Immediately upon the action of the Board of Directors ordering redemption of the
Rights, the Rights will terminate and the only right of the holders of Rights
will be to receive the $.0l redemption price.


                       Page 3 of 4, including Exhibits.

<PAGE>

     Until a Right is exercised, the Rights holder, as such, will have no rights
as a stockholder of the Company, including without limitation, the right to vote
or to receive dividends.

     The provisions of the Rights Agreement may be amended by the Board of
Directors for so long as the Rights are redeemable.

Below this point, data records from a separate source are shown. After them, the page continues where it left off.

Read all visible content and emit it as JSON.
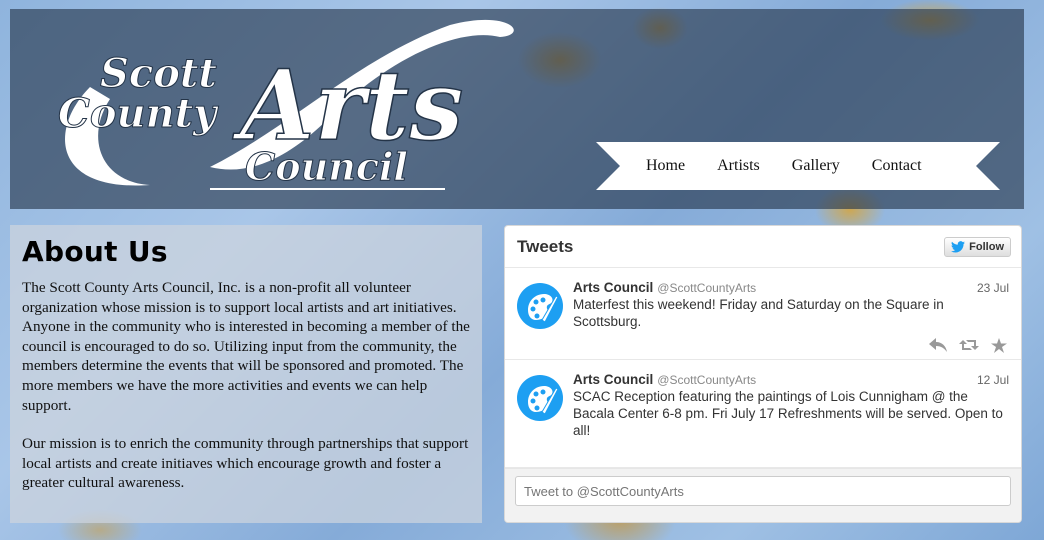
{
  "header": {
    "logo": {
      "line1": "Scott",
      "line2": "County",
      "line3": "Arts",
      "line4": "Council"
    },
    "nav": [
      "Home",
      "Artists",
      "Gallery",
      "Contact"
    ]
  },
  "about": {
    "title": "About Us",
    "paragraphs": [
      "The Scott County Arts Council, Inc. is a non-profit all volunteer organization whose mission is to support local artists and art initiatives. Anyone in the community who is interested in becoming a member of the council is encouraged to do so. Utilizing input from the community, the members determine the events that will be sponsored and promoted. The more members we have the more activities and events we can help support.",
      "Our mission is to enrich the community through partnerships that support local artists and create initiaves which encourage growth and foster a greater cultural awareness."
    ]
  },
  "tweets": {
    "title": "Tweets",
    "follow_label": "Follow",
    "items": [
      {
        "name": "Arts Council",
        "handle": "@ScottCountyArts",
        "date": "23 Jul",
        "text": "Materfest this weekend! Friday and Saturday on the Square in Scottsburg."
      },
      {
        "name": "Arts Council",
        "handle": "@ScottCountyArts",
        "date": "12 Jul",
        "text": "SCAC Reception featuring the paintings of Lois Cunnigham @ the Bacala Center 6-8 pm. Fri July 17  Refreshments will be served. Open to all!"
      }
    ],
    "compose_placeholder": "Tweet to @ScottCountyArts"
  },
  "colors": {
    "twitter_blue": "#1d9ff2",
    "header_overlay": "#243448",
    "background": "#9fc0e4"
  },
  "icons": {
    "avatar": "palette-icon",
    "follow": "twitter-bird-icon",
    "actions": [
      "reply-icon",
      "retweet-icon",
      "favorite-icon"
    ]
  }
}
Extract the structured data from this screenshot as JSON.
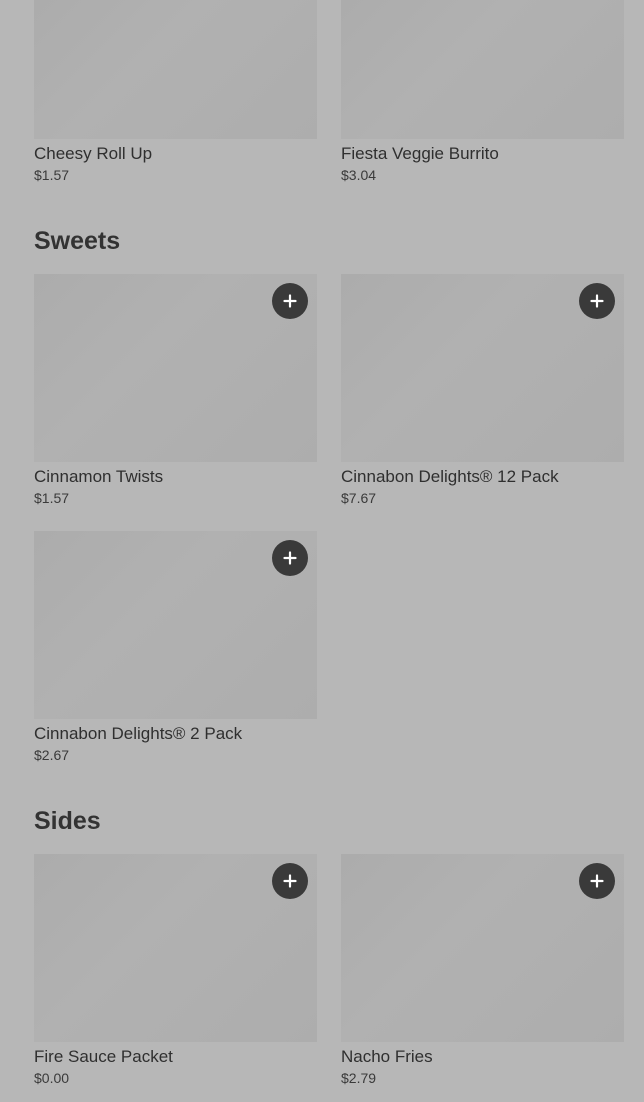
{
  "top_items": [
    {
      "name": "Cheesy Roll Up",
      "price": "$1.57"
    },
    {
      "name": "Fiesta Veggie Burrito",
      "price": "$3.04"
    }
  ],
  "sections": [
    {
      "title": "Sweets",
      "items": [
        {
          "name": "Cinnamon Twists",
          "price": "$1.57",
          "add_icon": "plus-icon"
        },
        {
          "name": "Cinnabon Delights® 12 Pack",
          "price": "$7.67",
          "add_icon": "plus-icon"
        },
        {
          "name": "Cinnabon Delights® 2 Pack",
          "price": "$2.67",
          "add_icon": "plus-icon"
        }
      ]
    },
    {
      "title": "Sides",
      "items": [
        {
          "name": "Fire Sauce Packet",
          "price": "$0.00",
          "add_icon": "plus-icon"
        },
        {
          "name": "Nacho Fries",
          "price": "$2.79",
          "add_icon": "plus-icon"
        }
      ]
    }
  ],
  "colors": {
    "background": "#b7b7b7",
    "image_placeholder": "#adadad",
    "add_button": "#3a3a3a",
    "add_icon": "#ffffff"
  }
}
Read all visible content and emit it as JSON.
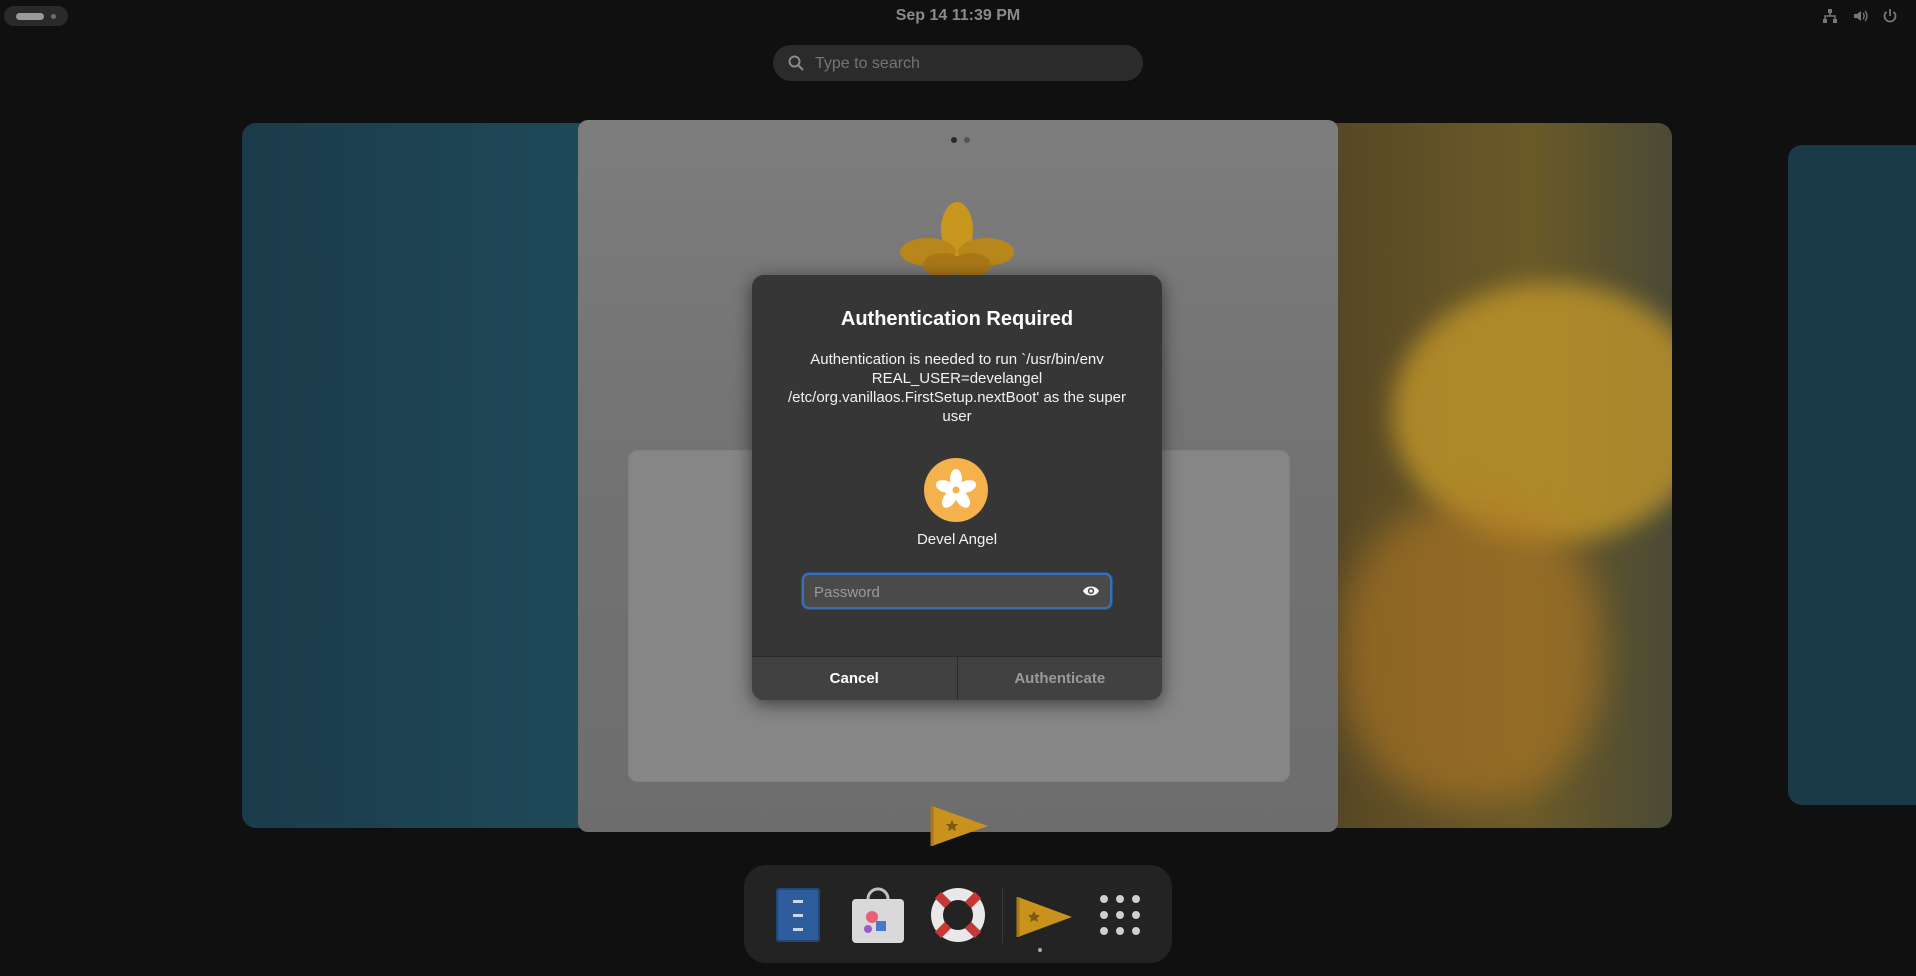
{
  "topbar": {
    "clock": "Sep 14  11:39 PM",
    "tray_icons": [
      "network-icon",
      "volume-icon",
      "power-icon"
    ]
  },
  "search": {
    "placeholder": "Type to search"
  },
  "overview": {
    "window_pages": 2,
    "active_page": 1
  },
  "dialog": {
    "title": "Authentication Required",
    "description": "Authentication is needed to run `/usr/bin/env REAL_USER=develangel /etc/org.vanillaos.FirstSetup.nextBoot' as the super user",
    "user_name": "Devel Angel",
    "password_placeholder": "Password",
    "cancel_label": "Cancel",
    "authenticate_label": "Authenticate"
  },
  "dock": {
    "apps": [
      "files-icon",
      "software-store-icon",
      "help-lifebuoy-icon",
      "vanilla-first-setup-icon",
      "app-grid-icon"
    ]
  },
  "colors": {
    "accent_focus": "#3b6fb0",
    "avatar": "#f5b14b",
    "dialog_bg": "#363636"
  }
}
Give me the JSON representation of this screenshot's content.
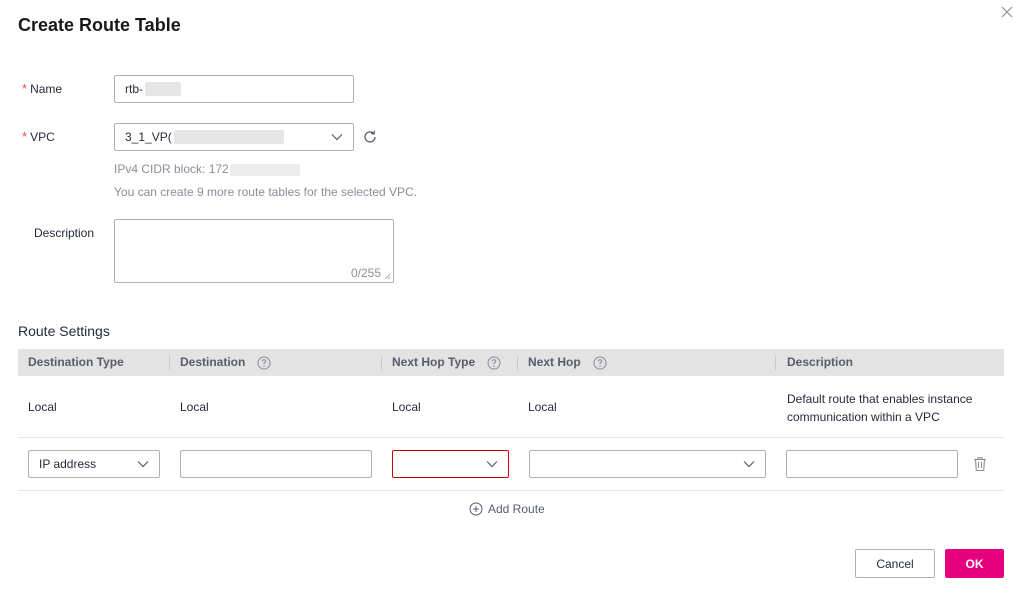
{
  "dialog": {
    "title": "Create Route Table"
  },
  "form": {
    "name_label": "Name",
    "name_value": "rtb-",
    "vpc_label": "VPC",
    "vpc_value": "3_1_VP(",
    "cidr_hint": "IPv4 CIDR block: 172",
    "quota_hint": "You can create 9 more route tables for the selected VPC.",
    "description_label": "Description",
    "description_counter": "0/255"
  },
  "route_settings": {
    "title": "Route Settings",
    "columns": [
      "Destination Type",
      "Destination",
      "Next Hop Type",
      "Next Hop",
      "Description"
    ],
    "rows": [
      {
        "destination_type": "Local",
        "destination": "Local",
        "next_hop_type": "Local",
        "next_hop": "Local",
        "description": "Default route that enables instance communication within a VPC"
      }
    ],
    "edit_row": {
      "destination_type": "IP address",
      "destination": "",
      "next_hop_type": "",
      "next_hop": "",
      "description": ""
    },
    "add_route_label": "Add Route"
  },
  "footer": {
    "cancel_label": "Cancel",
    "ok_label": "OK"
  },
  "colors": {
    "primary": "#e6007e",
    "required": "#e84d4d",
    "error_border": "#c7000b",
    "header_bg": "#e3e3e3"
  },
  "icons": [
    "close-icon",
    "refresh-icon",
    "chevron-down-icon",
    "help-icon",
    "trash-icon",
    "add-circle-icon",
    "resize-grip-icon"
  ]
}
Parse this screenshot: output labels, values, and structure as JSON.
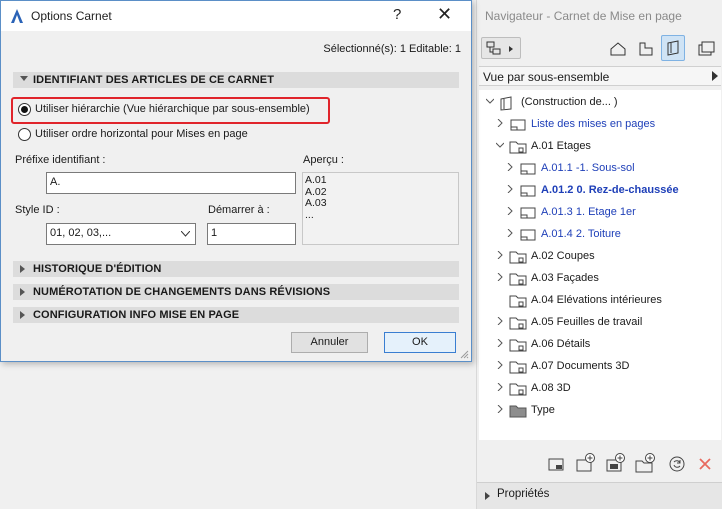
{
  "dialog": {
    "title": "Options Carnet",
    "help_label": "?",
    "close_label": "✕",
    "selection_info": "Sélectionné(s): 1 Editable: 1",
    "section_ids": "IDENTIFIANT DES ARTICLES DE CE CARNET",
    "radio_hierarchy": "Utiliser hiérarchie (Vue hiérarchique par sous-ensemble)",
    "radio_horizontal": "Utiliser ordre horizontal pour Mises en page",
    "prefix_label": "Préfixe identifiant :",
    "prefix_value": "A.",
    "preview_label": "Aperçu :",
    "preview_lines": [
      "A.01",
      "A.02",
      "A.03",
      "..."
    ],
    "style_label": "Style ID :",
    "style_value": "01, 02, 03,...",
    "start_label": "Démarrer à :",
    "start_value": "1",
    "section_history": "HISTORIQUE D'ÉDITION",
    "section_numbering": "NUMÉROTATION DE CHANGEMENTS DANS RÉVISIONS",
    "section_config": "CONFIGURATION INFO MISE EN PAGE",
    "cancel_label": "Annuler",
    "ok_label": "OK",
    "highlight_color": "#e0242b"
  },
  "navigator": {
    "title": "Navigateur - Carnet de Mise en page",
    "view_selector": "Vue par sous-ensemble",
    "tree": [
      {
        "label": "(Construction de... )"
      },
      {
        "label": "Liste des mises en pages"
      },
      {
        "label": "A.01 Etages"
      },
      {
        "label": "A.01.1 -1. Sous-sol"
      },
      {
        "label": "A.01.2 0. Rez-de-chaussée"
      },
      {
        "label": "A.01.3 1. Etage 1er"
      },
      {
        "label": "A.01.4 2. Toiture"
      },
      {
        "label": "A.02 Coupes"
      },
      {
        "label": "A.03 Façades"
      },
      {
        "label": "A.04 Elévations intérieures"
      },
      {
        "label": "A.05 Feuilles de travail"
      },
      {
        "label": "A.06 Détails"
      },
      {
        "label": "A.07 Documents 3D"
      },
      {
        "label": "A.08 3D"
      },
      {
        "label": "Type"
      }
    ],
    "properties_label": "Propriétés",
    "link_color": "#1e3fb8"
  }
}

After such date, the
provisions of the Rights Agreement may be amended by the Board in order to cure
any ambiguity, to make changes which do not adversely affect the interests of
holders of Rights, or to shorten or lengthen any time period under the Rights
Agreement; provided, however, that no amendment to adjust the time period
governing redemption shall be made at such time as the Rights are not
redeemable.

Item 2.     Exhibits.

     2.1  Rights Agreement, dated as of July 9, 1999 between the Company and
First Union National Bank, is incorporated herein by reference from the
Company's Current Report on Form 8-K dated July 9, 1999, as filed with the
Securities and Exchange Commission on July 12, 1999.



                                   SIGNATURE

     Pursuant to the requirements of Section 12 of the Securities Exchange Act
of 1934, the Registrant has duly caused this registration statement to be signed
on its behalf by the undersigned, thereto duly authorized.



                                         NOVA CORPORATION
Dated:  July 12, 1999


                                          /s/ Cherie M. Fuzzell
                                         --------------------------------------
                                         Cherie M. Fuzzell
                                         Senior Vice President, General Counsel
                                         and Secretary



                       Page 4 of 4, including Exhibits.